To get a handle on the molecular changes that drive malignancy, Vogelstein turned to studies of colorectal cancer. He chose this cancer, in part, because various forms of colorectal tumors can be obtained for genetic analysis. Vogelstein hoped to find evidence that colon cancers can be caused by the loss of a tumor suppressor, a gene that in normal cells acts as a molecular brake to control division. Tumor suppressors were high on the list of suspects because cancer cells frequently contain chromosomes that are broken or missing large chunks. These deleted regions, Vogelstein thought, were likely to harbor genes that normally restrict cell proliferation. The problem was that, at that point in time, tumor-suppressor genes were hypothetical; no one had yet identified a particular example.
Surprisingly, Vogelstein's first search turned up TP53, a gene that had not been known to be altered in cancers and was thought to work in an opposite fashion from a tumor-suppressor gene, stimulating rather than inhibiting growth. But Vogelstein and his students provided incontrovertible evidence that TP53 really was the tumor-suppressor gene on chromosome 17 that they had been searching for. In colon cancer cells, both copies of TP53 were disabled; if one copy had been deleted, the other always harbored an inactivating mutation. They subsequently found that TP53 was involved not only in colon cancers, but in most types of human cancer, suggesting that the gene might be a common denominator for human cancers. This stimulated a revolution in cancer research: more than 20,000 mutations of TP53 have been identified in human cancers since Vogelstein's first report.
Vogelstein then joined forces with Kenneth Kinzler, who started out as a graduate student in Vogelstein's lab and is now a professor at Johns Hopkins. Working together, the researchers identified additional genes involved in colon cancers. One of the most important of these was APC. Vogelstein and Kinzler showed that mutations of APC occurring in single colorectal epithelial cells are the initiating events in colorectal tumors, starting off the process and leading to the formation of benign tumors (adenomas). Furthermore, patients who inherit a mutation in APC develop a disease called familial adenomatous polyposis and develop hundreds or thousands of benign tumors throughout their colon and rectum. The team also discovered other genes that cause familial forms of colorectal cancers, including several that, when compromised, destroy the cell's ability to repair mistakes in its DNA. They have also identified genes, such as PIK3CA, that, when mutated, help convert benign tumors to malignant tumors.
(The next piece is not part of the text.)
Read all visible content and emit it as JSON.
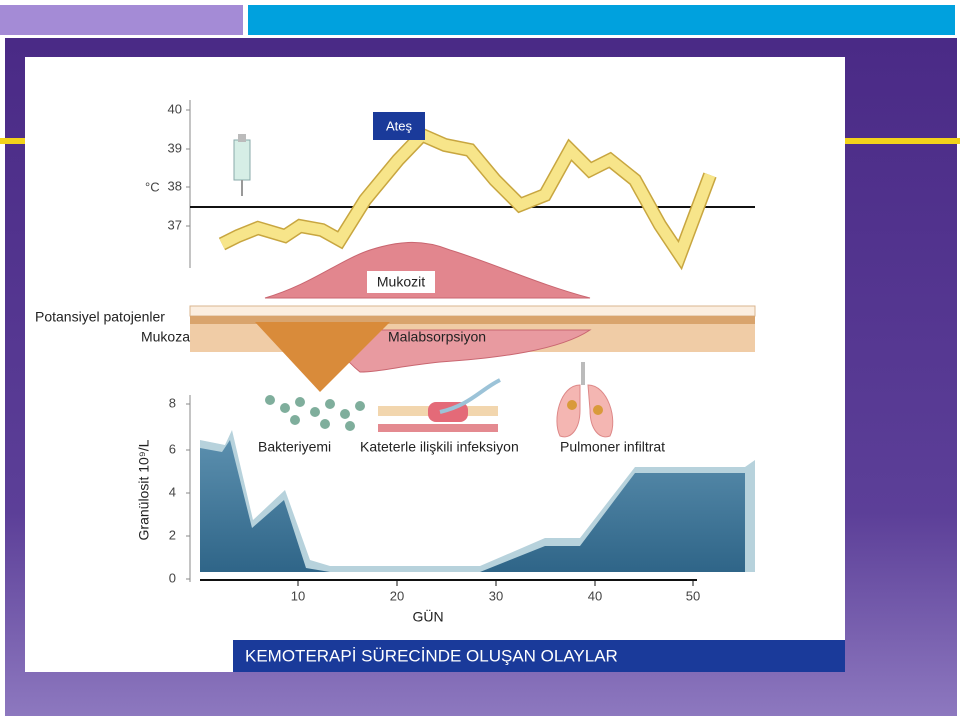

Many of Vogelstein's current research projects are aimed at devising less invasive ways to diagnose cancer early and at discovering therapeutic approaches that will wipe out tumors by exploiting the new knowledge of cancer biology. His lab has developed sensitive blood tests that are now used in the clinic to identify patients with inherited mutations in genes known to be involved in colorectal cancer. Vogelstein and his colleagues are also exploring experimental treatments. For example, they've used an oxygen-hating, soil-dwelling bacterium to thwart tumor growth in animals with cancer. Because tumors grow so quickly, they tend to outrun their blood supply, leaving certain areas low in oxygen. Microbes that thrive in the absence of oxygen can penetrate tumors, proliferate rapidly, and kill the cancer cells.